A Perfumed Scorpion
- Author: Idries Shah
- Language: English
- Genre: Eastern philosophy and culture
- Publication date: 1978
- Publication place: United Kingdom
- Media type: Print (Hardback & Paperback)
- ISBN: 0-86304-080-2
- OCLC: 45444277

= A Perfumed Scorpion =

1978 non-fiction book by Idries Shah

A Perfumed Scorpion is a non-fiction book by the Sufist writer, Idries Shah, that was first published by Octagon Press in 1978, the same year that he published two other major works: Learning How to Learn: Psychology and Spirituality in the Sufi Way and The Hundred Tales of Wisdom. It has since been republished by The Idries Shah Foundation.

Shortly before he died, Shah stated that his books form a complete course that could fulfill the function he had fulfilled while alive. As such, A Perfumed Scorpion can be read as part of a whole course of study.

== Summary ==
The book contains the substance of lectures given by the author at various universities in the United States under the aegis of the Institute for the Study of Human Knowledge and the Graduate Institute of International Studies, Fairleigh Dickinson University. The "perfuming of a scorpion" is a reference to a symbol used by Bahaudin Naqshband of Bukhara when he taught about the ubiquitous problem of hypocrisy and self-deception in both individuals and institutions: "Whoever might perfume a scorpion will not thereby escape its sting".
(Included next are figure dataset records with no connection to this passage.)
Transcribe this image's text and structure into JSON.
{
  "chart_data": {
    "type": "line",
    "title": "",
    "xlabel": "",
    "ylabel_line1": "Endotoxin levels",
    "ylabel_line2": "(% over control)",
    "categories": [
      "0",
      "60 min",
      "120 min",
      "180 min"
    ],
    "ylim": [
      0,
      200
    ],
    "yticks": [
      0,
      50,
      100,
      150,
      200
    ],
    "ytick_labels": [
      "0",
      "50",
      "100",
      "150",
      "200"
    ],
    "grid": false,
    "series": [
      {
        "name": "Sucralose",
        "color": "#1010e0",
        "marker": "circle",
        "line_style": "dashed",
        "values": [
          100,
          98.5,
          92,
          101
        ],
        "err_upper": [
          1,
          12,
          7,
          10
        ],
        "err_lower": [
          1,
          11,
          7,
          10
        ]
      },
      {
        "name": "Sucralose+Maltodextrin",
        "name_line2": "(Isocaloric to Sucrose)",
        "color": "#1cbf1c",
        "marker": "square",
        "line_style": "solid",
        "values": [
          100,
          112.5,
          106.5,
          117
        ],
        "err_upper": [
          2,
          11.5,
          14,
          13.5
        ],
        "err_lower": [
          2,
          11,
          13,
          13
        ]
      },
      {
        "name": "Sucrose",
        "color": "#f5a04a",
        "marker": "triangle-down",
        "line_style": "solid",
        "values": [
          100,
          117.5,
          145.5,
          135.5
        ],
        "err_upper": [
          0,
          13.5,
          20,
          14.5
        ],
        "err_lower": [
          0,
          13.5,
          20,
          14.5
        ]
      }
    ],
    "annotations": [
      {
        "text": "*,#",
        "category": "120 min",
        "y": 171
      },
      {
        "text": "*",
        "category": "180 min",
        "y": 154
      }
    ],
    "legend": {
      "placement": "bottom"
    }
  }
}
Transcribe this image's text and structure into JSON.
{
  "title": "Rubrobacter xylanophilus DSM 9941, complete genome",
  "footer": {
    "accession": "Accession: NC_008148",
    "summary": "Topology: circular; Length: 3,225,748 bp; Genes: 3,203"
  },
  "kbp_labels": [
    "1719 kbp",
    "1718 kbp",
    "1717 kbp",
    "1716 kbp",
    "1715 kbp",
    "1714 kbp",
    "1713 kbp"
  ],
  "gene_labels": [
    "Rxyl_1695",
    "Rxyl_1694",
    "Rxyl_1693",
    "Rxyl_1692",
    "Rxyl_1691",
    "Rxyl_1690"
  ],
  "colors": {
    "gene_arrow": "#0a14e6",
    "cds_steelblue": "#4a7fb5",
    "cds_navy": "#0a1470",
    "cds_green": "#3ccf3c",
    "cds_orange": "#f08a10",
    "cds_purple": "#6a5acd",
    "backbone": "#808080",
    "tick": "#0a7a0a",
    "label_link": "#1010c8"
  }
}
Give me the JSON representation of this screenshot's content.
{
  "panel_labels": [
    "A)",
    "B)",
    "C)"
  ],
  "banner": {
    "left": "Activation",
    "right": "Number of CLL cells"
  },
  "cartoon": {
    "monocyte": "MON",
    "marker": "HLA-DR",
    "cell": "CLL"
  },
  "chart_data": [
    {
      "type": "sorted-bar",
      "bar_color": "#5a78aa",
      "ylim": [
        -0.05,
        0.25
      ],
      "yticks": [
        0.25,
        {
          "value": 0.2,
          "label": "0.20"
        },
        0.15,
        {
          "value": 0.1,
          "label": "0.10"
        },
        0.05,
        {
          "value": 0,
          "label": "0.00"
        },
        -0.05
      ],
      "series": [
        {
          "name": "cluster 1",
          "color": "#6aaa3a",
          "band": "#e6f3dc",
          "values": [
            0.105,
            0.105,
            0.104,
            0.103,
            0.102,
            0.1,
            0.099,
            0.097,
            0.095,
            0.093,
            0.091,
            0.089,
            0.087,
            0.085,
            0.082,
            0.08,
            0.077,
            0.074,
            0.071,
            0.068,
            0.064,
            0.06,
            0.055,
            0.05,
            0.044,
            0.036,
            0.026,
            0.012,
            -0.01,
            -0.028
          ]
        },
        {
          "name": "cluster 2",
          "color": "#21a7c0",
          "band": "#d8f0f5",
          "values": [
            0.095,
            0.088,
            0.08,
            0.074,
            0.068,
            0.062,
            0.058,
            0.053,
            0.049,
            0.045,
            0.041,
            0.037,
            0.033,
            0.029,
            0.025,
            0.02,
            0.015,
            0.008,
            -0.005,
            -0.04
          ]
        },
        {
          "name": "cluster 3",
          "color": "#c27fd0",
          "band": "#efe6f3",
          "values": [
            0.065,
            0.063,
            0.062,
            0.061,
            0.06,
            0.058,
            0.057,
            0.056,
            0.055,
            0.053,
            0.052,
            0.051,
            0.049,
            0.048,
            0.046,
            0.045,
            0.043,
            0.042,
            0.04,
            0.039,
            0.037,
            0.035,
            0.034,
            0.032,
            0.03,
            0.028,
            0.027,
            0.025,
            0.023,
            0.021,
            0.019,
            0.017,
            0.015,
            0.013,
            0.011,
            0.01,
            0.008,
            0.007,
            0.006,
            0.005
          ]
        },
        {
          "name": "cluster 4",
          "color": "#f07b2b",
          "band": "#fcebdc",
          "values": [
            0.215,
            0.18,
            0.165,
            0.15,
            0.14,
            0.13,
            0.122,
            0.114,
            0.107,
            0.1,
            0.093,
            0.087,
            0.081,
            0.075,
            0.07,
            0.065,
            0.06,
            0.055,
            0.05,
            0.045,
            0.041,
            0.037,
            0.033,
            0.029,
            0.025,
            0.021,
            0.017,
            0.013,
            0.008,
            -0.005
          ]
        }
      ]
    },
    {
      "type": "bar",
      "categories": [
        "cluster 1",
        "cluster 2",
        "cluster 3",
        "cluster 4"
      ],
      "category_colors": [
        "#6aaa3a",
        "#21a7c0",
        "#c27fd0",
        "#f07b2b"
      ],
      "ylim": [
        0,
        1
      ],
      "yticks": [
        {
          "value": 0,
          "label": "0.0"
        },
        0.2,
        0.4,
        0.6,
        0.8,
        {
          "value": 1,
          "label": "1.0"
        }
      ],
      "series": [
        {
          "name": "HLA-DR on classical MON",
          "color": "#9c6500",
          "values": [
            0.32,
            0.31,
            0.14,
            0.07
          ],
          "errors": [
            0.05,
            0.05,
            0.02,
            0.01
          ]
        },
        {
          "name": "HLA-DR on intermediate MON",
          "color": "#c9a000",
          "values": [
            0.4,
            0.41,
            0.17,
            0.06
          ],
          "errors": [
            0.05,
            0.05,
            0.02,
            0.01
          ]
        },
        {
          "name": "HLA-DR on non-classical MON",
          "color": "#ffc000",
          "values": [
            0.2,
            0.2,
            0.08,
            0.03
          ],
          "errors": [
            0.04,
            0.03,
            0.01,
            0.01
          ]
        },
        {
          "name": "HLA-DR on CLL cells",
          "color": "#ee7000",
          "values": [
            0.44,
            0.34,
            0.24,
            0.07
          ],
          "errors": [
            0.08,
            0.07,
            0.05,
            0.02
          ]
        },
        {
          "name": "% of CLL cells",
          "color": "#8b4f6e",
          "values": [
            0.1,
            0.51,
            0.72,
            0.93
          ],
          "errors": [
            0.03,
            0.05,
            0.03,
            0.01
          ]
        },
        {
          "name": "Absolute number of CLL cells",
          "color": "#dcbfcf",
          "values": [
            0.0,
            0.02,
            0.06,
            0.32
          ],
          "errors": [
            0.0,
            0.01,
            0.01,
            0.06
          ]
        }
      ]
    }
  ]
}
The seven sections of the book deal in depth with this issue under headings such as Education, The Nature of Sufi Knowledge, The Path and the Duties and the Techniques, Teaching Stories, A framework for New Knowledge and Involvement in Sufi Study. Each section contains numerous illustrative anecdotes from contemporary life but is nevertheless rooted in the teaching patterns of Rumi, Hafiz, Jami, and other great Oriental sages who dealt with the need for, and the path to, knowledge and information before real progress can be made.

== Reception ==
A Perfumed Scorpion was described by one reviewer as "... an invigorating and abrasive book, like jumping into icy water - hard to do, but you're glad you have done it." This reviewer also appreciated the way it dissolves in the attentive reader “the maiming effect of unconscious bias.” The influence of the book continues and it has remained in print ever since it was published.

Philosopher of science and physicist Henri Bortoft used teaching tales from Shah's corpus as analogies of the habits of mind which prevented people from grasping the scientific method of Johann Wolfgang von Goethe. Bortoft's The Wholeness of Nature: Goethe's Way of Science includes stories from Tales of the Dervishes, The Exploits of the Incomparable Mulla Nasrudin and A Perfumed Scorpion.